Friday, 23 January 2015

Toxic Boss Syndrome -Part 1: Throwbacks

OK, this post is for Ella and Bella who work at a publishing type joint, and wanted to figure out a Betta Day in their work place.
The details they have furnished are:
  1. Their boss was a lousy chaotic manager who never gave clear instructions.
  2. He made them waste time by getting them to work on something then saying it was all wrong and having to start again.
  3. He ignored their input.
  4. He tried to provoke them by creating scenes or embarrassing them with lewd comments.
  5. He criticised them in front of other people -clients or colleagues.
  6. He gave them too much to do and interrupted them all the time.
  7. He was manipulative and seemed to enjoy breaking their confidence.
  8. He tried to find their weaknesses.
With Betta Day we try to deal with stuff problem by problem, starting with plotting a path, managing stress and feelings, self esteem and relationships so our subsequent actions can come from the best possible headspace.
Set your path...


Manage your stress...

Manage your feelings...
Manage your story and self-esteem...

Manage your relationships

Manage your actions...

However the overall flavour of this situation is one of being under attack so on the grounds of "safety first" I would tackle the process in reverse. To go one step further this is not a bad situation, it is frankly harmful, and my instinct is to get the hell out. But we'll use it to introduce some interesting ideas so I'll proceed as if the situation is salvageable.

Safety starts with you so we have to check in and think about the impact the attacks could have.
I'm concerned about what kind of material this sort of attack brings up for Ella and Bella, so I want to explore how this situation mixes with their story.
Our story

Our Story
Our story is about who we are and where we've come from.
It can also include what we think we deserve, and our map of how to react to stuff. 
It holds our core beliefs about ourselves which can often be deep and hidden.
Core beliefs can be positive and give us our confidence and a sense of purpose, -but they can also reflect our younger and more vulnerable self.
As children grow up they often think things are their fault, irrationally of course, but hey, they were kids at the time and that was the logical conclusion they drew.
We cope in different ways at different stages of development.

At different ages we have different capacities to deal with the hard stuff.
We start off very vulnerable with limited and pretty primitive defences.
As we grow in size, capability, experience and confidence, that little idea of ourselves gets wrapped in more confident spirals of our older story.
But the vulnerable story is still there and can sometimes uncoil and affect our present.



What do I notice?


Throwback to mover vulnerable time.
Throwbacks
In managing our story we need to notice when we have been thrown back to a more vulnerable time -where we are the little  frightened, ashamed, sad, angry or disappointed child.

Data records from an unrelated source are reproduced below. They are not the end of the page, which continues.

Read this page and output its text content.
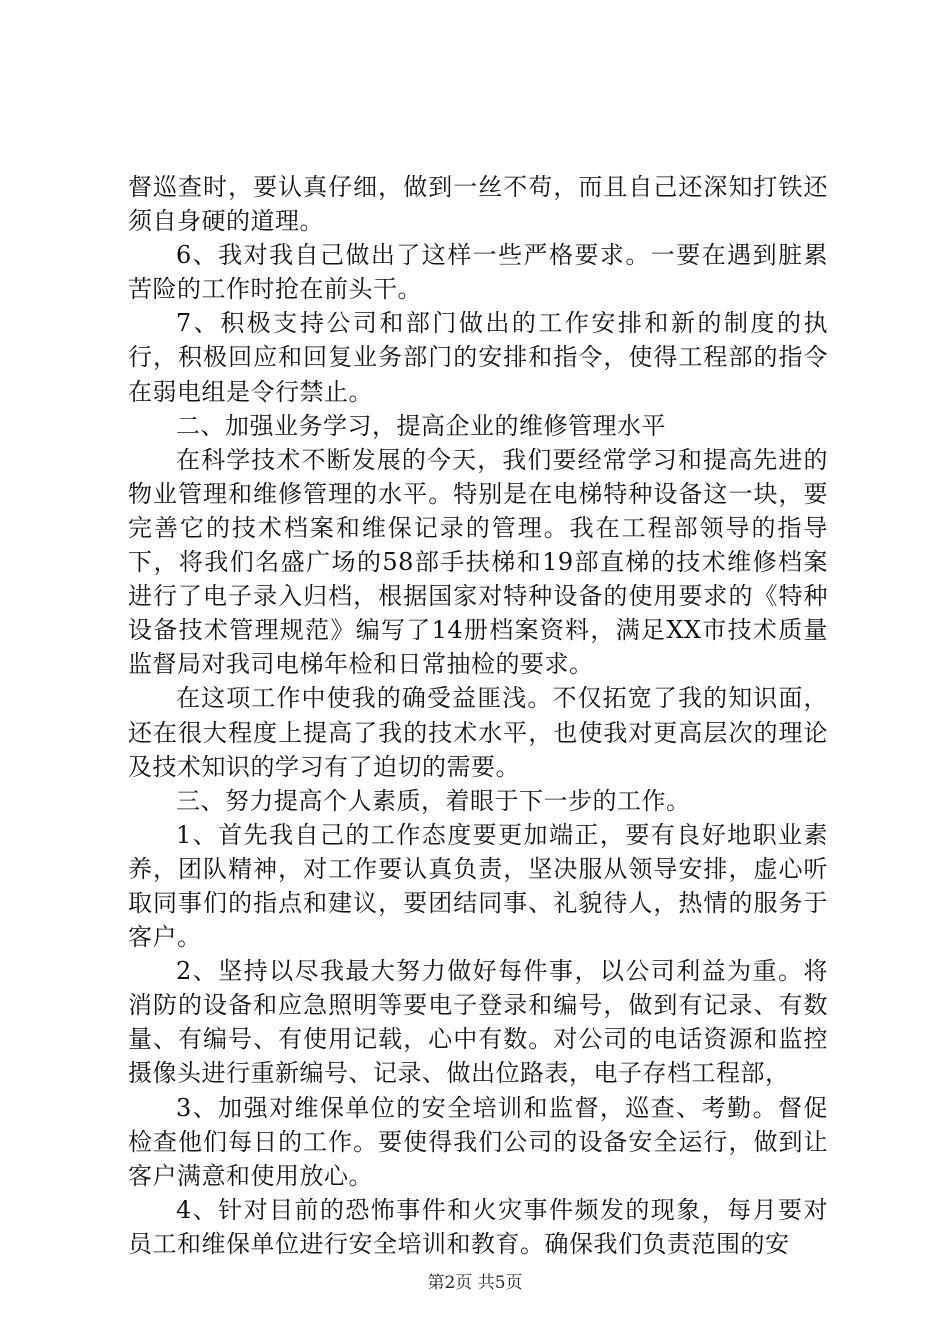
督巡查时，要认真仔细，做到一丝不苟，而且自己还深知打铁还须自身硬的道理。

6、我对我自己做出了这样一些严格要求。一要在遇到脏累苦险的工作时抢在前头干。

7、积极支持公司和部门做出的工作安排和新的制度的执行，积极回应和回复业务部门的安排和指令，使得工程部的指令在弱电组是令行禁止。

二、加强业务学习，提高企业的维修管理水平

在科学技术不断发展的今天，我们要经常学习和提高先进的物业管理和维修管理的水平。特别是在电梯特种设备这一块，要完善它的技术档案和维保记录的管理。我在工程部领导的指导下，将我们名盛广场的58部手扶梯和19部直梯的技术维修档案进行了电子录入归档，根据国家对特种设备的使用要求的《特种设备技术管理规范》编写了14册档案资料，满足XX市技术质量监督局对我司电梯年检和日常抽检的要求。

在这项工作中使我的确受益匪浅。不仅拓宽了我的知识面，还在很大程度上提高了我的技术水平，也使我对更高层次的理论及技术知识的学习有了迫切的需要。

三、努力提高个人素质，着眼于下一步的工作。

1、首先我自己的工作态度要更加端正，要有良好地职业素养，团队精神，对工作要认真负责，坚决服从领导安排，虚心听取同事们的指点和建议，要团结同事、礼貌待人，热情的服务于客户。

2、坚持以尽我最大努力做好每件事，以公司利益为重。将消防的设备和应急照明等要电子登录和编号，做到有记录、有数量、有编号、有使用记载，心中有数。对公司的电话资源和监控摄像头进行重新编号、记录、做出位路表，电子存档工程部，

3、加强对维保单位的安全培训和监督，巡查、考勤。督促检查他们每日的工作。要使得我们公司的设备安全运行，做到让客户满意和使用放心。

4、针对目前的恐怖事件和火灾事件频发的现象，每月要对员工和维保单位进行安全培训和教育。确保我们负责范围的安

第2页 共5页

  • Initially it will happen outside of our awareness. But as we start to tune in, we will notice some signature clues that cluster together.
  • It will have a feeling dimension where the quality of the feelings are quite raw, primitive and can easily overwhelm us. 
  • There can be a body feeling and a posture, maybe slumped and gaze-avoidant or shy. 
  • Even the pattern of thinking will have a certain style to it -panicky, fragmented, muddled...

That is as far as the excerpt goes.